This innovative and much needed handbook will enable mental health administrators and practitioners to design and implement effective services for disaster victims. Drawing upon their own experiences dealing with disaster victims and upon a wealth of research, the authors present a tightly packed compendium of practical information on three general topics: understanding disaster behavior; developing a crisis counseling program; and treatment techniques for helping victims in the hours, days and months following a catastrophe.
Disasters are not uncommon, but they are generally unexpected. Most communities are unprepared for the devastation and disorganization following an earthquake, flood, tornado, or nuclear plant meltdown; they they are unable to respond quickly or effectively. Mental health professionals are often as unprepared as others. Traditionally, the highest priorities in relief efforts have been the provision of food, shelter, and medical care. Now it is becoming increasingly recognized that psychological assistance to victims in distress is also an important priority.
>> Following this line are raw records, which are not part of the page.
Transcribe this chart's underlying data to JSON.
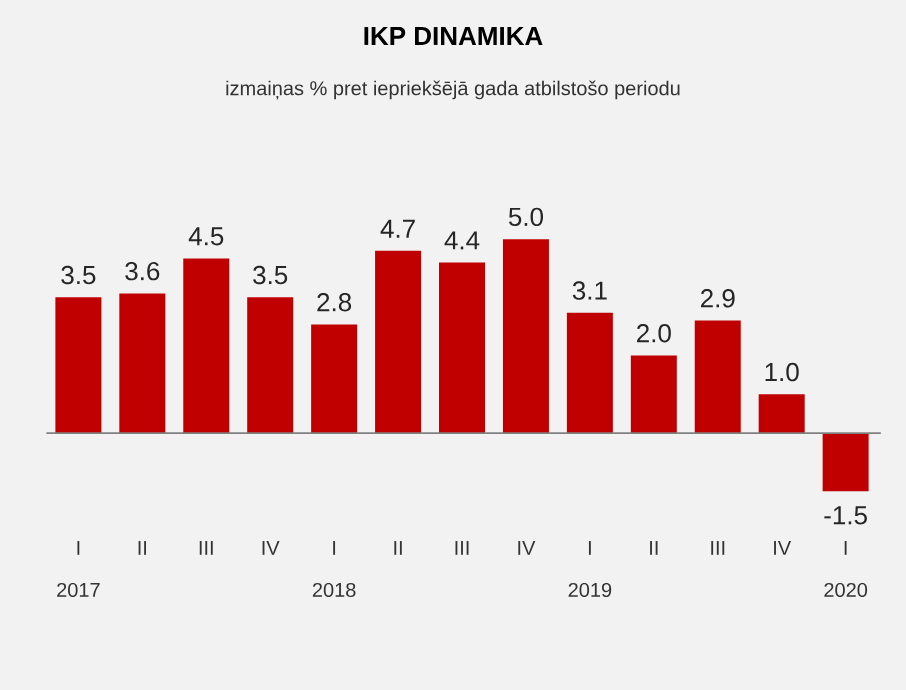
{
  "chart_data": {
    "type": "bar",
    "title": "IKP DINAMIKA",
    "subtitle": "izmaiņas % pret iepriekšējā gada atbilstošo periodu",
    "categories": [
      "I",
      "II",
      "III",
      "IV",
      "I",
      "II",
      "III",
      "IV",
      "I",
      "II",
      "III",
      "IV",
      "I"
    ],
    "values": [
      3.5,
      3.6,
      4.5,
      3.5,
      2.8,
      4.7,
      4.4,
      5.0,
      3.1,
      2.0,
      2.9,
      1.0,
      -1.5
    ],
    "value_labels": [
      "3.5",
      "3.6",
      "4.5",
      "3.5",
      "2.8",
      "4.7",
      "4.4",
      "5.0",
      "3.1",
      "2.0",
      "2.9",
      "1.0",
      "-1.5"
    ],
    "color": "#c00000",
    "annotations": [
      "2017",
      "2018",
      "2019",
      "2020"
    ]
  }
}
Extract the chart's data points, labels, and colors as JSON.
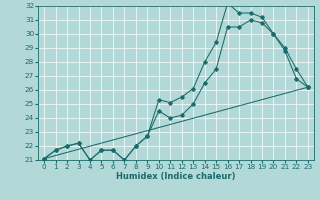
{
  "title": "",
  "xlabel": "Humidex (Indice chaleur)",
  "bg_color": "#b2d8d8",
  "grid_color": "#ffffff",
  "line_color": "#1a6b6b",
  "xlim": [
    -0.5,
    23.5
  ],
  "ylim": [
    21,
    32
  ],
  "xticks": [
    0,
    1,
    2,
    3,
    4,
    5,
    6,
    7,
    8,
    9,
    10,
    11,
    12,
    13,
    14,
    15,
    16,
    17,
    18,
    19,
    20,
    21,
    22,
    23
  ],
  "yticks": [
    21,
    22,
    23,
    24,
    25,
    26,
    27,
    28,
    29,
    30,
    31,
    32
  ],
  "line1_x": [
    0,
    1,
    2,
    3,
    4,
    5,
    6,
    7,
    8,
    9,
    10,
    11,
    12,
    13,
    14,
    15,
    16,
    17,
    18,
    19,
    20,
    21,
    22,
    23
  ],
  "line1_y": [
    21.1,
    21.7,
    22.0,
    22.2,
    21.0,
    21.7,
    21.7,
    21.0,
    22.0,
    22.7,
    25.3,
    25.1,
    25.5,
    26.1,
    28.0,
    29.4,
    32.2,
    31.5,
    31.5,
    31.2,
    30.0,
    29.0,
    27.5,
    26.2
  ],
  "line2_x": [
    0,
    1,
    2,
    3,
    4,
    5,
    6,
    7,
    8,
    9,
    10,
    11,
    12,
    13,
    14,
    15,
    16,
    17,
    18,
    19,
    20,
    21,
    22,
    23
  ],
  "line2_y": [
    21.1,
    21.7,
    22.0,
    22.2,
    21.0,
    21.7,
    21.7,
    21.0,
    22.0,
    22.7,
    24.5,
    24.0,
    24.2,
    25.0,
    26.5,
    27.5,
    30.5,
    30.5,
    31.0,
    30.8,
    30.0,
    28.8,
    26.8,
    26.2
  ],
  "line3_x": [
    0,
    23
  ],
  "line3_y": [
    21.1,
    26.2
  ],
  "xlabel_fontsize": 6.0,
  "tick_fontsize": 5.2,
  "linewidth": 0.75,
  "markersize": 1.8
}
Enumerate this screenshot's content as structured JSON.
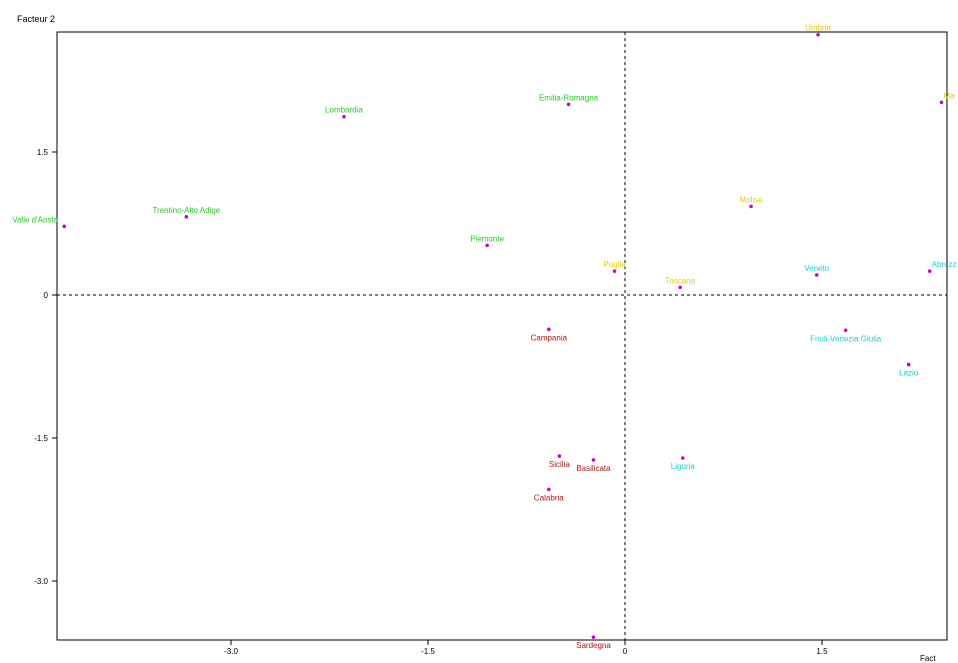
{
  "chart_data": {
    "type": "scatter",
    "title": "",
    "ylabel": "Facteur 2",
    "xlabel": "Fact",
    "xlim": [
      -4.3,
      2.4
    ],
    "ylim": [
      -3.6,
      2.75
    ],
    "xticks": [
      "-3.0",
      "-1.5",
      "0",
      "1.5"
    ],
    "xtick_values": [
      -3.0,
      -1.5,
      0,
      1.5
    ],
    "yticks": [
      "1.5",
      "0",
      "-1.5",
      "-3.0"
    ],
    "ytick_values": [
      1.5,
      0,
      -1.5,
      -3.0
    ],
    "grid": false,
    "reference_lines": "dashed lines at x=0 and y=0",
    "point_color": "#cc00cc",
    "group_colors": {
      "green": "#22cc22",
      "yellow": "#e6cc00",
      "cyan": "#22cccc",
      "red": "#bb1111"
    },
    "points": [
      {
        "label": "Valle d'Aosta",
        "x": -4.27,
        "y": 0.72,
        "group": "green"
      },
      {
        "label": "Trentino-Alto Adige",
        "x": -3.34,
        "y": 0.82,
        "group": "green"
      },
      {
        "label": "Lombardia",
        "x": -2.14,
        "y": 1.87,
        "group": "green"
      },
      {
        "label": "Emilia-Romagna",
        "x": -0.43,
        "y": 2.0,
        "group": "green"
      },
      {
        "label": "Piemonte",
        "x": -1.05,
        "y": 0.52,
        "group": "green"
      },
      {
        "label": "Umbria",
        "x": 1.47,
        "y": 2.73,
        "group": "yellow"
      },
      {
        "label": "Ma",
        "x": 2.41,
        "y": 2.02,
        "group": "yellow"
      },
      {
        "label": "Molise",
        "x": 0.96,
        "y": 0.93,
        "group": "yellow"
      },
      {
        "label": "Puglia",
        "x": -0.08,
        "y": 0.25,
        "group": "yellow"
      },
      {
        "label": "Toscana",
        "x": 0.42,
        "y": 0.08,
        "group": "yellow"
      },
      {
        "label": "Veneto",
        "x": 1.46,
        "y": 0.21,
        "group": "cyan"
      },
      {
        "label": "Abruzz",
        "x": 2.32,
        "y": 0.25,
        "group": "cyan"
      },
      {
        "label": "Friuli-Venezia Giulia",
        "x": 1.68,
        "y": -0.37,
        "group": "cyan"
      },
      {
        "label": "Lazio",
        "x": 2.16,
        "y": -0.73,
        "group": "cyan"
      },
      {
        "label": "Liguria",
        "x": 0.44,
        "y": -1.71,
        "group": "cyan"
      },
      {
        "label": "Campania",
        "x": -0.58,
        "y": -0.36,
        "group": "red"
      },
      {
        "label": "Sicilia",
        "x": -0.5,
        "y": -1.69,
        "group": "red"
      },
      {
        "label": "Basilicata",
        "x": -0.24,
        "y": -1.73,
        "group": "red"
      },
      {
        "label": "Calabria",
        "x": -0.58,
        "y": -2.04,
        "group": "red"
      },
      {
        "label": "Sardegna",
        "x": -0.24,
        "y": -3.59,
        "group": "red"
      }
    ]
  }
}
This handbook gives the mental health administrator and practitioner essential information about:
• The types and phases of a disaster
• The concepts surrounding disaster-related behavior
• Specific physical and emotional problems suffered by victims
• Appropriate helping techniques to treat those problems
Case studies of victims of floods, hurricanes, fires, earthquakes, and blizzards give human immediacy to the information. In addition to administrators in state and local government, social workers, psychiatrists, psychologists, nurses, students, and community organizers will find this a ready guide.